Upon his arrival in Chicago, Rav Ahron made it his mission to destroy that movement. He too contributed mightily to their demise. In fact all of his ordainees, including yours truly, were required to sign a document that exclusively forbade taking a non Mechitza Shul without his express permission.. Only after signing that document did he sign our Semicha.

Although that is an interesting piece of Chicago Jewish history, I digress. Back to Rabbi Urecki. He took a pulpit at a Traditional shul back in 1986 during the dying days of the Traditional movement. But instead of guiding his membership in the way Rav Regnesburg had instructed his students to do, Rabbi Urecki went the other way.
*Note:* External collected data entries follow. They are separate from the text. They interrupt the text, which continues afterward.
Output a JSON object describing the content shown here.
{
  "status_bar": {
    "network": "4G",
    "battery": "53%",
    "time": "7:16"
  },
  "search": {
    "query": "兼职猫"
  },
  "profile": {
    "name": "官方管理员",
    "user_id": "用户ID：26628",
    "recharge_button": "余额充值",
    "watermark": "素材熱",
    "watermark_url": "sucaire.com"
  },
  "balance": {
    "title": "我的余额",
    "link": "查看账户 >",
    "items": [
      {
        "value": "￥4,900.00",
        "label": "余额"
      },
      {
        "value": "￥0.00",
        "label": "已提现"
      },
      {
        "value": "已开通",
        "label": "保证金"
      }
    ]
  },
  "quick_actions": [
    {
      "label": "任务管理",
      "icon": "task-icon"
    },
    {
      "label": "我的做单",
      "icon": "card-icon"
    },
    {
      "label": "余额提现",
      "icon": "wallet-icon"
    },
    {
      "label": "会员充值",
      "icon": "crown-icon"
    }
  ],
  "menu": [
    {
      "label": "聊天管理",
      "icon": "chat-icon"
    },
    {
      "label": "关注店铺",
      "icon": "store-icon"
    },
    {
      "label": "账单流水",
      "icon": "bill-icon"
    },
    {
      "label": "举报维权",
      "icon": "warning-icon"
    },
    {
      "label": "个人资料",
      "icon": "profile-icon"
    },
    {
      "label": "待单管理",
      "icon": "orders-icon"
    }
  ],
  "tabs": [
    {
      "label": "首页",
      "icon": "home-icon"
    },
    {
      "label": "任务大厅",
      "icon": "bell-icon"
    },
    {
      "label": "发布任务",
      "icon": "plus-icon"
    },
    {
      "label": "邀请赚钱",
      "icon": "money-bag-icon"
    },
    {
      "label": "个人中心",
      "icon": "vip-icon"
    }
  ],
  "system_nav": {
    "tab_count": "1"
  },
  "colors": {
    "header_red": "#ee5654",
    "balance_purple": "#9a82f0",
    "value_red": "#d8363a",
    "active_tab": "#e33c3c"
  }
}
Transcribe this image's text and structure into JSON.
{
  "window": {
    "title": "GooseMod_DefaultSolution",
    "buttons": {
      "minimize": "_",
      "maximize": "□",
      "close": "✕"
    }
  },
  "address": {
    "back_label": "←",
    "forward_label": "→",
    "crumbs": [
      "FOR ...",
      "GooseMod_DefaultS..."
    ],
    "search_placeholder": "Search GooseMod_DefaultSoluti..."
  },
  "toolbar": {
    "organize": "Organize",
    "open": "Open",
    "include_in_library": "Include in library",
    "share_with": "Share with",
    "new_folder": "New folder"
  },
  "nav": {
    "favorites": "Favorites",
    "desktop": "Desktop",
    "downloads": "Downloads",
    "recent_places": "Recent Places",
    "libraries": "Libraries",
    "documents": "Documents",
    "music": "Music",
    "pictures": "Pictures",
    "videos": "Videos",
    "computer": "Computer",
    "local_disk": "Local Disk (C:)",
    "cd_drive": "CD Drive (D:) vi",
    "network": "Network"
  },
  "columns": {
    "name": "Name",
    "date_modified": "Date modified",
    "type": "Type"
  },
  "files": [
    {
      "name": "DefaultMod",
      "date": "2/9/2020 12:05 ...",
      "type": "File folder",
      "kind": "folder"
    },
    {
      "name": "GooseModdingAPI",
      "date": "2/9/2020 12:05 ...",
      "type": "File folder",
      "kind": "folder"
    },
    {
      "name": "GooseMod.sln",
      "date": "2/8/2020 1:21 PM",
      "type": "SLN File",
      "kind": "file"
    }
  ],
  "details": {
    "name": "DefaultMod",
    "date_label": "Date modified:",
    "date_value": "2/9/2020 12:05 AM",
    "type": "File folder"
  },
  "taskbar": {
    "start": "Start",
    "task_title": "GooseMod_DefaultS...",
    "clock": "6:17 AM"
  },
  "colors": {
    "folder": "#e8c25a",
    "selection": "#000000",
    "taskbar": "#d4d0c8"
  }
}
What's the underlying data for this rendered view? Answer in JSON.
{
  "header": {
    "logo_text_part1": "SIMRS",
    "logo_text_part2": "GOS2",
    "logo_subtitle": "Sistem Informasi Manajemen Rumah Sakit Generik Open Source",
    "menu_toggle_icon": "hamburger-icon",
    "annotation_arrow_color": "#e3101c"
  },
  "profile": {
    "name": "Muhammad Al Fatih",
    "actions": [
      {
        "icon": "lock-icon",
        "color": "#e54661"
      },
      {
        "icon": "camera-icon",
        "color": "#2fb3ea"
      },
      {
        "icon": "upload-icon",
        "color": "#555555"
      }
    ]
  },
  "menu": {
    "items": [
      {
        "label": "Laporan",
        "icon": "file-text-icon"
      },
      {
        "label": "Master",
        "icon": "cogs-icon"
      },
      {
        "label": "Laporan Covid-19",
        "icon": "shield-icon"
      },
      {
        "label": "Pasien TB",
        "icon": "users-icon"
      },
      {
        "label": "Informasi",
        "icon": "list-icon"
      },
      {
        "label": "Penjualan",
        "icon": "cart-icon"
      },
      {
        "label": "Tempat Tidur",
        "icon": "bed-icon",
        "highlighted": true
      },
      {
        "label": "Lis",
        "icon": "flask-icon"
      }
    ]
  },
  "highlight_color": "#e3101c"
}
His shul eventually joined to Conservative movement and many of his members are now dual members of the nearby Reform, Temple Israel. Then there is the following: 

In 2017, B’nai Jacob held its first High Holiday services where women counted in the prayer quorum. In 2018, the synagogue officially joined the Conservative movement. Urecki welcomes the flexibility. 

“The congregation has allowed me to grow not just as me, but also as a rabbi,” Urecki said. “I’ve got to explore avenues that I don’t think I would have done in other places. I’m not the same rabbi that came in back in ’86. I want to perform intermarriages. I want to be there for same-sex marriages. 

How far has Rabbi Urecki fallen! What a sad commentary about a man who should know better. Yes’ he grew, But in the wrong direction – out of Halachic Judaism. 

When someone like Reform Rabbi Rick Jacobs – whose entire life and education was in the Reform Movement does that it’s understandable.  It’s hard to blame him. He did not have the education that Rabbi Urecki did. He never experienced any kind of Orthodox education Surely he believes he is serving God and the Jewish people. But when someone studies in an Orthodox Yeshiva, knows what Halacha demands, and then rejects it,  that cannot be excused. That is literally the definiton of a Shana U’Pireish 

I am not one to condemn someone like that. I am not in his shoes. I don’t know why he changed his views so drastically. But what I can say is that I’m really disappointed that a once religious and surely idealistic Jew who chose the rabbinate as his calling has decided to reject what he learned. Surely he knows that this would be completely rejected  by all of his teachers and mentors at YU. I don’t know how he can rationalize his way out of that! . 

Yet another sad story in Klal Yisroel.